A patent on the medicine would be infringed by the Actavis version, U.S. District Judge Donald Middlebrooks in Ft. Lauderdale, Florida, said in an opinion today. The judge rejected claims the patent was invalid. Actavis said in a statement it is reviewing the decision and “will evaluate all available options, including an appeal.”
Lialda, whose active ingredient is mesalamine, generated $400 million in sales last year for Shire, or 8.6 percent of the company’s revenue, according to Bloomberg data. Efforts to expand the use of the drug to patients with diverticulitis to boost sales failed, London-based Shire said in March.

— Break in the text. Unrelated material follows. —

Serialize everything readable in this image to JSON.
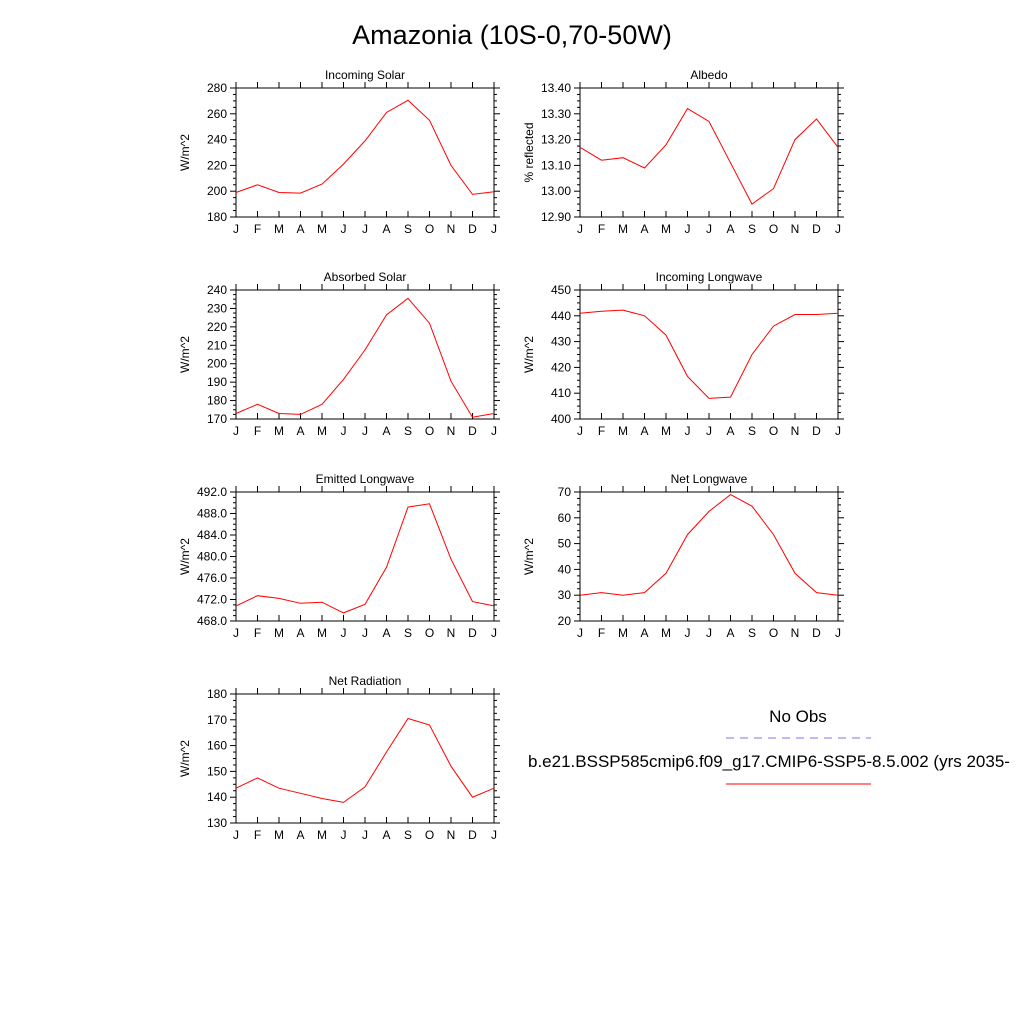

The ruling “supports the innovative therapies that we develop in order to improve the lives of ulcerative colitis patients,” Roger Adsett, head of Shire’s gastrointestinal business unit, said in a statement.

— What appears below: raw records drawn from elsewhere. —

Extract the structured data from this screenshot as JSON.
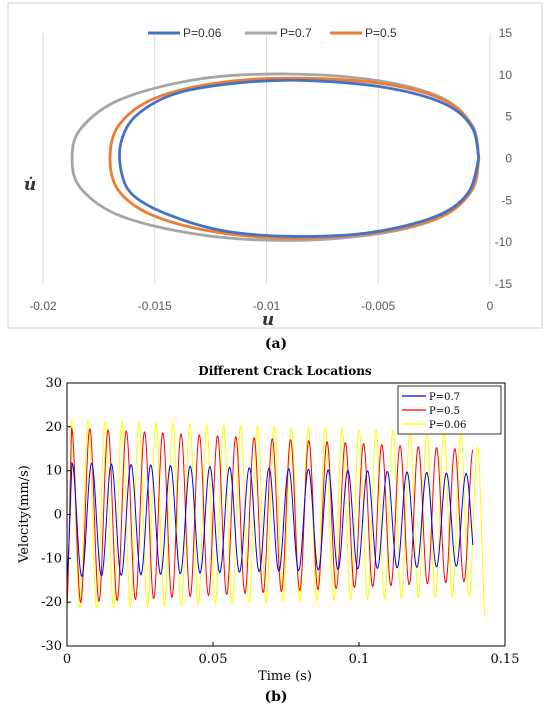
{
  "chart_data": [
    {
      "panel": "(a)",
      "type": "line",
      "title": "",
      "xlabel": "u",
      "ylabel": "u̇",
      "xlim": [
        -0.02,
        0
      ],
      "ylim": [
        -15,
        15
      ],
      "xticks": [
        -0.02,
        -0.015,
        -0.01,
        -0.005,
        0
      ],
      "xtick_labels": [
        "-0.02",
        "-0.015",
        "-0.01",
        "-0.005",
        "0"
      ],
      "yticks": [
        15,
        10,
        5,
        0,
        -5,
        -10,
        -15
      ],
      "ytick_labels": [
        "15",
        "10",
        "5",
        "0",
        "-5",
        "-10",
        "-15"
      ],
      "grid": "vertical",
      "legend": "top",
      "series": [
        {
          "name": "P=0.06",
          "color": "#4472c4",
          "points": [
            [
              -0.0005,
              0
            ],
            [
              -0.0008,
              3.7
            ],
            [
              -0.002,
              6.5
            ],
            [
              -0.0045,
              8.4
            ],
            [
              -0.008,
              9.3
            ],
            [
              -0.011,
              9.1
            ],
            [
              -0.014,
              7.8
            ],
            [
              -0.0158,
              5.2
            ],
            [
              -0.0165,
              2.0
            ],
            [
              -0.0165,
              -1.5
            ],
            [
              -0.016,
              -4.3
            ],
            [
              -0.0145,
              -6.6
            ],
            [
              -0.012,
              -8.6
            ],
            [
              -0.009,
              -9.3
            ],
            [
              -0.0055,
              -8.9
            ],
            [
              -0.0025,
              -7.0
            ],
            [
              -0.001,
              -4.2
            ],
            [
              -0.0005,
              0
            ]
          ]
        },
        {
          "name": "P=0.7",
          "color": "#a5a5a5",
          "points": [
            [
              -0.0005,
              0
            ],
            [
              -0.0008,
              4.0
            ],
            [
              -0.0022,
              7.3
            ],
            [
              -0.005,
              9.3
            ],
            [
              -0.009,
              10.1
            ],
            [
              -0.013,
              9.5
            ],
            [
              -0.0165,
              7.1
            ],
            [
              -0.0183,
              3.6
            ],
            [
              -0.0187,
              0
            ],
            [
              -0.0183,
              -3.6
            ],
            [
              -0.0165,
              -6.9
            ],
            [
              -0.013,
              -9.1
            ],
            [
              -0.009,
              -9.8
            ],
            [
              -0.005,
              -9.0
            ],
            [
              -0.0022,
              -7.0
            ],
            [
              -0.0008,
              -3.8
            ],
            [
              -0.0005,
              0
            ]
          ]
        },
        {
          "name": "P=0.5",
          "color": "#ed7d31",
          "points": [
            [
              -0.0005,
              0
            ],
            [
              -0.0008,
              3.8
            ],
            [
              -0.002,
              6.9
            ],
            [
              -0.0047,
              8.9
            ],
            [
              -0.0085,
              9.6
            ],
            [
              -0.012,
              9.1
            ],
            [
              -0.015,
              7.2
            ],
            [
              -0.0166,
              4.0
            ],
            [
              -0.017,
              0
            ],
            [
              -0.0166,
              -3.9
            ],
            [
              -0.015,
              -6.9
            ],
            [
              -0.012,
              -8.9
            ],
            [
              -0.0085,
              -9.5
            ],
            [
              -0.0047,
              -8.7
            ],
            [
              -0.002,
              -6.7
            ],
            [
              -0.0008,
              -3.6
            ],
            [
              -0.0005,
              0
            ]
          ]
        }
      ]
    },
    {
      "panel": "(b)",
      "type": "line",
      "title": "Different Crack Locations",
      "xlabel": "Time (s)",
      "ylabel": "Velocity(mm/s)",
      "xlim": [
        0,
        0.15
      ],
      "ylim": [
        -30,
        30
      ],
      "xticks": [
        0,
        0.05,
        0.1,
        0.15
      ],
      "xtick_labels": [
        "0",
        "0.05",
        "0.1",
        "0.15"
      ],
      "yticks": [
        30,
        20,
        10,
        0,
        -10,
        -20,
        -30
      ],
      "ytick_labels": [
        "30",
        "20",
        "10",
        "0",
        "-10",
        "-20",
        "-30"
      ],
      "grid": "none",
      "legend": "top-right",
      "series": [
        {
          "name": "P=0.7",
          "color": "#0000ff",
          "t_end": 0.139,
          "period": 0.00675,
          "amp_start": 13,
          "amp_end": 10.5,
          "offset": -1.2,
          "first_min": -15
        },
        {
          "name": "P=0.5",
          "color": "#ff0000",
          "t_end": 0.139,
          "period": 0.00625,
          "amp_start": 20,
          "amp_end": 15,
          "offset": -0.2,
          "first_min": -21
        },
        {
          "name": "P=0.06",
          "color": "#ffff00",
          "t_end": 0.143,
          "period": 0.0058,
          "amp_start": 21.5,
          "amp_end": 18.5,
          "offset": 0,
          "first_min": -22
        }
      ]
    }
  ],
  "captions": {
    "a": "(a)",
    "b": "(b)"
  }
}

The patent, issued in 2004, is for a controlled-release composition of mesalamine. Parsippany, New Jersey-based Actavis had claimed the patent didn’t adequately describe what Shire claimed it covered. The judge, who issued his ruling after a five-day non-jury trial last month, said Shire is entitled to an order that would block the generic version until the patent expires.
Shire said no generic-drug companies have received regulatory approval to sell versions of the medicine. The patent expires June 8, 2020, according to information posted on the U.S. Food and Drug Administration’s website.
The case is Shire Development LLC v. Watson Pharmaceuticals Inc., 12cv60862, U.S. District Court for the Southern District of Florida (Ft. Lauderdale).